The Human Immunodeficiency Virus (HIV) is not an adult-only disease but is also known to infect infants and children. The common causes of HIV infections in children are usually accidental needle stick injuries, premastication and sexual assault. Guidelines for adults recommend a base of tenofovir with lamivudine (3TC)/emtricitabine (FTC) and a third drug which is either a protease inhibitor or an integrase inhibitor. However, there is currently a lack of data to help form recommendations for age-appropriate HIV PEP formulations for children of different ages.
A recently published systemic review gathered the published data on the drugs and therapies used for HIV post-exposure prophylaxis (PEP) as well as ART for children living with HIV to make recommendations for the safe use of antiretroviral post-exposure prophylaxis in children. This study was conducted to help establish WHO guidelines on the choice of drugs to be used in PEP for children.
To prepare this report two different systemic reviews were conducted. In one of the works, published data was searched for studies which reported safety and completion rates of PEP in children. In the second review work, published data was searched for to find available evidence on the safety and efficacy of drugs used for antiretroviral medication therapy. The age group selected for the study were children at age 10 or younger – this age range was selected because children above 10 years old are usually given the same treatment as adults.
For the first part of the study, out of total 97 studies screened initially, 3 prospective cohort studies were selected as per the selection criteria of the study. According to the reports, children in these studies (following injuries from needles in Canada and South Africa as well as sexual assault in Malawi) were given zidovudine and lamuvidine as part of a two-drug PEP therapy. This regimen had a completion rate of 64% in children receiving the medication for 28 days. The percentage of children who discontinued PEP due to adverse effects was 4.5%.
Efficacy and Risks
The second part of the study to evaluate the efficacy of drugs used as NRTI backbones, one randomized trial was identified to be included in the study. This paper compared abacavir with lamuvidine (3TC) and zidovidine with lamuvidine (3TC) and found that the regimen containing abacavir had better efficacy but the study reported one death and 1 treatment discontinuation due to hypersensitivity reaction.

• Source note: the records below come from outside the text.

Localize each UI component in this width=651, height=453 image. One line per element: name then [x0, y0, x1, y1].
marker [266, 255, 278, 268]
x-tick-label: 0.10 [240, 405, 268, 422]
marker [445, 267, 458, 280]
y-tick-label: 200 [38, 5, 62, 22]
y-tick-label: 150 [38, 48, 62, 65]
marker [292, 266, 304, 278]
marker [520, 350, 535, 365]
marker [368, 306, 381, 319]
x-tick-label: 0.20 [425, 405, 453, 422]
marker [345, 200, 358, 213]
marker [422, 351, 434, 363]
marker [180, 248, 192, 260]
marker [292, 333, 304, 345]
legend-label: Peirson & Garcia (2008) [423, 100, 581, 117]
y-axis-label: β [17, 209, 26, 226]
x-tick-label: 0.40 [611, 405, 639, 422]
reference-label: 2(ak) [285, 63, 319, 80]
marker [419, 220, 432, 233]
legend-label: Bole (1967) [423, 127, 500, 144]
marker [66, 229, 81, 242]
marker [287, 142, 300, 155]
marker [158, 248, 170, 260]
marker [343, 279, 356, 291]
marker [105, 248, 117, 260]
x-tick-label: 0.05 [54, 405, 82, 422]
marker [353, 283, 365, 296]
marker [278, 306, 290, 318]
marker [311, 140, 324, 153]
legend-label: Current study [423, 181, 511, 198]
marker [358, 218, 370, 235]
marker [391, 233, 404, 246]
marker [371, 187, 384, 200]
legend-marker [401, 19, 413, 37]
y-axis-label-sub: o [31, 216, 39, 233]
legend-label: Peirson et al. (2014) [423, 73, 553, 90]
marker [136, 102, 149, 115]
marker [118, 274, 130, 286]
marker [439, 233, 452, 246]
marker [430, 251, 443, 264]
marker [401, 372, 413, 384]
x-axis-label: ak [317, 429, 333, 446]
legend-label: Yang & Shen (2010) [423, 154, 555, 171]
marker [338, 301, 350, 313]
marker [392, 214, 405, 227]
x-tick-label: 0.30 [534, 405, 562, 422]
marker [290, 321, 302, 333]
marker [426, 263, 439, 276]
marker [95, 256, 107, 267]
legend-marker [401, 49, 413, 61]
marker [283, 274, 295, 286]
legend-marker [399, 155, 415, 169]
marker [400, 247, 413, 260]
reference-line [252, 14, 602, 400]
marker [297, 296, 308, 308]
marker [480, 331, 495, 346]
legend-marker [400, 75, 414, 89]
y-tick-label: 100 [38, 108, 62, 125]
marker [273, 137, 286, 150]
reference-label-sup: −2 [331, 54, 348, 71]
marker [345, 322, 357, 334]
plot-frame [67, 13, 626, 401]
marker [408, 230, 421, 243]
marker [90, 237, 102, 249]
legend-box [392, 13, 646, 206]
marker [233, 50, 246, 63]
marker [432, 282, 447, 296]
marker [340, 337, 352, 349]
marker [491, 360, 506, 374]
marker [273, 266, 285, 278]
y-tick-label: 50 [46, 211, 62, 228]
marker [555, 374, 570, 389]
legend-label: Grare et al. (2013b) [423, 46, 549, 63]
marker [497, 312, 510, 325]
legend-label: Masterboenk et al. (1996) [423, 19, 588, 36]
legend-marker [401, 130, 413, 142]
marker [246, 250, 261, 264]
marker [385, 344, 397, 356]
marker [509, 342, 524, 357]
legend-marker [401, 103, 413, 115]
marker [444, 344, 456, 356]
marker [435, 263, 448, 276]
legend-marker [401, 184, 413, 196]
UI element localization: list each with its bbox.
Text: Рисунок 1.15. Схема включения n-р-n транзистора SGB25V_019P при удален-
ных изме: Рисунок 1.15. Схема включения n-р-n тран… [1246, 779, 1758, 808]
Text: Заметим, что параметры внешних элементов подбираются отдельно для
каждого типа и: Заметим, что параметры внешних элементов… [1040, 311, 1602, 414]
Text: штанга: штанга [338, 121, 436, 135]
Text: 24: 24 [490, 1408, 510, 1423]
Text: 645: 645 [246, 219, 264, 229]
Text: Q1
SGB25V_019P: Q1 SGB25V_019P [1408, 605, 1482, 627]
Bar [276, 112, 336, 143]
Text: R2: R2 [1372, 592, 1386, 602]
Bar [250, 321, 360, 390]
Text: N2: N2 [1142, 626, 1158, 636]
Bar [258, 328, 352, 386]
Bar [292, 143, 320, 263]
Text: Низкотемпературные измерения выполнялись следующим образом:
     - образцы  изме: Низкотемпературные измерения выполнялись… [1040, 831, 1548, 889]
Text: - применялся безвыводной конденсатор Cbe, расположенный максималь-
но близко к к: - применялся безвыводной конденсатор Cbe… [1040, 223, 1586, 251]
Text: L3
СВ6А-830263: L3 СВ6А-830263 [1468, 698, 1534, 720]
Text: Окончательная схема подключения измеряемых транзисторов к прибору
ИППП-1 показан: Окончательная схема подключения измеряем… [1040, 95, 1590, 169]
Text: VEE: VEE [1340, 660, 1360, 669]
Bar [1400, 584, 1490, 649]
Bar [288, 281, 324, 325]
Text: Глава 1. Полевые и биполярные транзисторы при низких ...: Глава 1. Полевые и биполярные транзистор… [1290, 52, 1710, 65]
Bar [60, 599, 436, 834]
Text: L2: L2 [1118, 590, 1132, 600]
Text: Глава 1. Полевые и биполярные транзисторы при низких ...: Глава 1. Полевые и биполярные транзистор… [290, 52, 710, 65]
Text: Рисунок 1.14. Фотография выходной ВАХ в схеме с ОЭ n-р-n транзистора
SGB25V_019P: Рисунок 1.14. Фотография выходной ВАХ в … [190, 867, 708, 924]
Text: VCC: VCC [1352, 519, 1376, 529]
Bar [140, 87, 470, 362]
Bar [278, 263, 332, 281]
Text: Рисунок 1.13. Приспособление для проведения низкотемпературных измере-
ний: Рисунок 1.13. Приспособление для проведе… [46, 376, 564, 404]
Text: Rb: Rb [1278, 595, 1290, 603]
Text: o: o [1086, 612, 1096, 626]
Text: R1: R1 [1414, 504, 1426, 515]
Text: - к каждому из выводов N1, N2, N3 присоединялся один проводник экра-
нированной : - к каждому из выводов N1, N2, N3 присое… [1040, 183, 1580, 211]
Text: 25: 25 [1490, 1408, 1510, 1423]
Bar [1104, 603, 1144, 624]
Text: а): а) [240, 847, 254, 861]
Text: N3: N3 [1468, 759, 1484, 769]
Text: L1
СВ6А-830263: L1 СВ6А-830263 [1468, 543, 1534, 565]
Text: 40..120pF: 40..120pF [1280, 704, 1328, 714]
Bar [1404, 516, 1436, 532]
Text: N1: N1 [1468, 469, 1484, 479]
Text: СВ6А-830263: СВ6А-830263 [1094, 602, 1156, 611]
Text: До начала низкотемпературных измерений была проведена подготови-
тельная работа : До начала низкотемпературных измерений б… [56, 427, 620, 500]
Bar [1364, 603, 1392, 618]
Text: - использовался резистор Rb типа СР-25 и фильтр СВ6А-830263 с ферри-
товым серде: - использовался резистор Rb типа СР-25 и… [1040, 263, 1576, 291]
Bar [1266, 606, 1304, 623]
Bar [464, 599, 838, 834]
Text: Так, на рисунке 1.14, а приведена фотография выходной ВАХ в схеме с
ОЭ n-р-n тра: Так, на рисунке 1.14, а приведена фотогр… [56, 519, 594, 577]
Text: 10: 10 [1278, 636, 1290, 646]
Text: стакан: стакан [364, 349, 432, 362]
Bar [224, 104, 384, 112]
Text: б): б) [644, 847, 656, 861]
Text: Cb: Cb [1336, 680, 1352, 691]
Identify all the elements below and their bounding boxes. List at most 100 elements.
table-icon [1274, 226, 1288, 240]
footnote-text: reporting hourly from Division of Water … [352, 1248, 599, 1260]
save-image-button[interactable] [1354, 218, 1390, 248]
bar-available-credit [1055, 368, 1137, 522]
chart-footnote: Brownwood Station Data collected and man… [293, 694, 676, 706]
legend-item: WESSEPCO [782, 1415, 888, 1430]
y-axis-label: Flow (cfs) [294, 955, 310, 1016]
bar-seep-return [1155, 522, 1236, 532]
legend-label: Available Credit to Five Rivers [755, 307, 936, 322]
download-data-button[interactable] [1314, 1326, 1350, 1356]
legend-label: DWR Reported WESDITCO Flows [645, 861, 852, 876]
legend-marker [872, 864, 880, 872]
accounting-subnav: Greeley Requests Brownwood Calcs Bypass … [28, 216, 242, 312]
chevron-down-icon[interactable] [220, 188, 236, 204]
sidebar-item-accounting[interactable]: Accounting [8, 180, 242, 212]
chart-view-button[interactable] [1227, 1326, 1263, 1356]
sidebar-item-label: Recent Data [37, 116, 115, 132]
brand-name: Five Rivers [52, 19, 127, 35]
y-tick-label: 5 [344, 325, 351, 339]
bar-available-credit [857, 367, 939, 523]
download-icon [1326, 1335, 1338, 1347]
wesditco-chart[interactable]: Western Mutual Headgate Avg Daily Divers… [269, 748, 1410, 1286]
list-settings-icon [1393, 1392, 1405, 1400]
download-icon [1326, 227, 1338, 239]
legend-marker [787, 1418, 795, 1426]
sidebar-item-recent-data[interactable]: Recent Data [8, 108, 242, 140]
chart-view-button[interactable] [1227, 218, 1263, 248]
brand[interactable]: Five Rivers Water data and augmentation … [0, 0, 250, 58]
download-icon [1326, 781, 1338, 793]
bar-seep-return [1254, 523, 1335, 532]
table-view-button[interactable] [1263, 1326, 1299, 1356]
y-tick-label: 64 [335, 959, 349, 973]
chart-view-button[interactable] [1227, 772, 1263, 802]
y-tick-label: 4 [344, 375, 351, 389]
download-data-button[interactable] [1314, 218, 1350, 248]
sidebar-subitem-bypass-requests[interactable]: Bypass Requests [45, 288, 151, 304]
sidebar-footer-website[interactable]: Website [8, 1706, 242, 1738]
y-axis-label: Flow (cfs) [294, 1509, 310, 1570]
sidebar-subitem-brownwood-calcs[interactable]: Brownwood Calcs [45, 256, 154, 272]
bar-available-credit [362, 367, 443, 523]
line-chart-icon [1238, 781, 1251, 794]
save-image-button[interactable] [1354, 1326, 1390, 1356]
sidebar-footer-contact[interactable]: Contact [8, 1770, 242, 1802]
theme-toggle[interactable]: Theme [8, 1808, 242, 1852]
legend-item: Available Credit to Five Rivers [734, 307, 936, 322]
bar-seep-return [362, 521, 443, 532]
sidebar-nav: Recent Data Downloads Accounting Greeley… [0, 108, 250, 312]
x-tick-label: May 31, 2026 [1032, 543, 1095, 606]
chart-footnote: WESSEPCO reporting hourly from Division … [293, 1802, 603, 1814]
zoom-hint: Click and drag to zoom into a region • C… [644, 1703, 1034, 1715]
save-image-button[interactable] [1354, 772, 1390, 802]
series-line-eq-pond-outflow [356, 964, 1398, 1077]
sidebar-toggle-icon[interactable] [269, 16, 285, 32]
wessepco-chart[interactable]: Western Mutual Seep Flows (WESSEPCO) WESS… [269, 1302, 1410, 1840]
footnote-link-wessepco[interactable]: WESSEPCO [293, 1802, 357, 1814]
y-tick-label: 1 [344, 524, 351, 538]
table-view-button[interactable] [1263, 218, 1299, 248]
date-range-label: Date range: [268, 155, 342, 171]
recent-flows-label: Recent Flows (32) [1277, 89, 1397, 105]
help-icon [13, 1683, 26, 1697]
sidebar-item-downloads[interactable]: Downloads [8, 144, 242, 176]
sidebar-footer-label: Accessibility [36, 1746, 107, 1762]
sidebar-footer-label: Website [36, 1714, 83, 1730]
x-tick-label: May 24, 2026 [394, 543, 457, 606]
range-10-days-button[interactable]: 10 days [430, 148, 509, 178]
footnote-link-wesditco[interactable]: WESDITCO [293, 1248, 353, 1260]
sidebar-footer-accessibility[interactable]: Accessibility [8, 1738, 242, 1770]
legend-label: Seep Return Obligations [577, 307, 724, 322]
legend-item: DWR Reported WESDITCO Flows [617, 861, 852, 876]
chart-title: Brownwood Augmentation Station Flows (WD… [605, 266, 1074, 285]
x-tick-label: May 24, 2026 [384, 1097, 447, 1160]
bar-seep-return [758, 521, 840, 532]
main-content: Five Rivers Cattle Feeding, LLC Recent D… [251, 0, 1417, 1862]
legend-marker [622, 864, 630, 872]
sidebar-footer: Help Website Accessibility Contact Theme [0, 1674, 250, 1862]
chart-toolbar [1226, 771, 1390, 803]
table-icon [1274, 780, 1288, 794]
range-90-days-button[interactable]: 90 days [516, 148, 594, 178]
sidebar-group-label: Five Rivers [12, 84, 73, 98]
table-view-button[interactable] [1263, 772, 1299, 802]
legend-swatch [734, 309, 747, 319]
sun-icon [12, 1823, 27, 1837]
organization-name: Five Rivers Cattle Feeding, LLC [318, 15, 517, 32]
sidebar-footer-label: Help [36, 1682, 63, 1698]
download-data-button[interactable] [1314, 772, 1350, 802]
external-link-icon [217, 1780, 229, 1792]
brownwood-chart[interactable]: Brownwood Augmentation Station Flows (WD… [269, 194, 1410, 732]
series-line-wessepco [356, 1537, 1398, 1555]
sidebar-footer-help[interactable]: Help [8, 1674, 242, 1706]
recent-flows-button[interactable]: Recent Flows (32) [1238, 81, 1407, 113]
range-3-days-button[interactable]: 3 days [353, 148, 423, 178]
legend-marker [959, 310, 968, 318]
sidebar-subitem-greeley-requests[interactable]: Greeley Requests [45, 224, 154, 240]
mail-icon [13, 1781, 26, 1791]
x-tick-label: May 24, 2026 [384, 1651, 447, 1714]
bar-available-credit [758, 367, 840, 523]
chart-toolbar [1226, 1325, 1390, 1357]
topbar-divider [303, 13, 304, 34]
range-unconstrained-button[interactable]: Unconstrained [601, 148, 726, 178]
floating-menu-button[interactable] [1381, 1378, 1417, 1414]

3 studies were included to assess the choice of the third drug for children less than 3-year old. These studies compared lopinavir to nevirapine and found that there was a lesser risk of treatment discontinuation due to reactions when lopinavir was used. It was found that here was no difference in the efficacy of these drugs in children of age more than 3.
This paper concluded that a regimen of limuvidine, ziduvidine and lopinavir is recommended for a three-drug HIV PEP medication to be used on children. The medication should, however, be administered according to the weight of the children.
The alarming thing pointed out in the report is that there is very little published research related to drug efficacy, toxicity and usage in children affected or exposed to HIV. More studies are urgently required in this field so that better recommendations for the PEP of HIV in children can be formulated and tested.
Penazzato M et al., Choice of Antiretroviral Drugs for Postexposure Prophylaxis for Children: A Systemic Review. Clinical Infectious Diseases, 2015.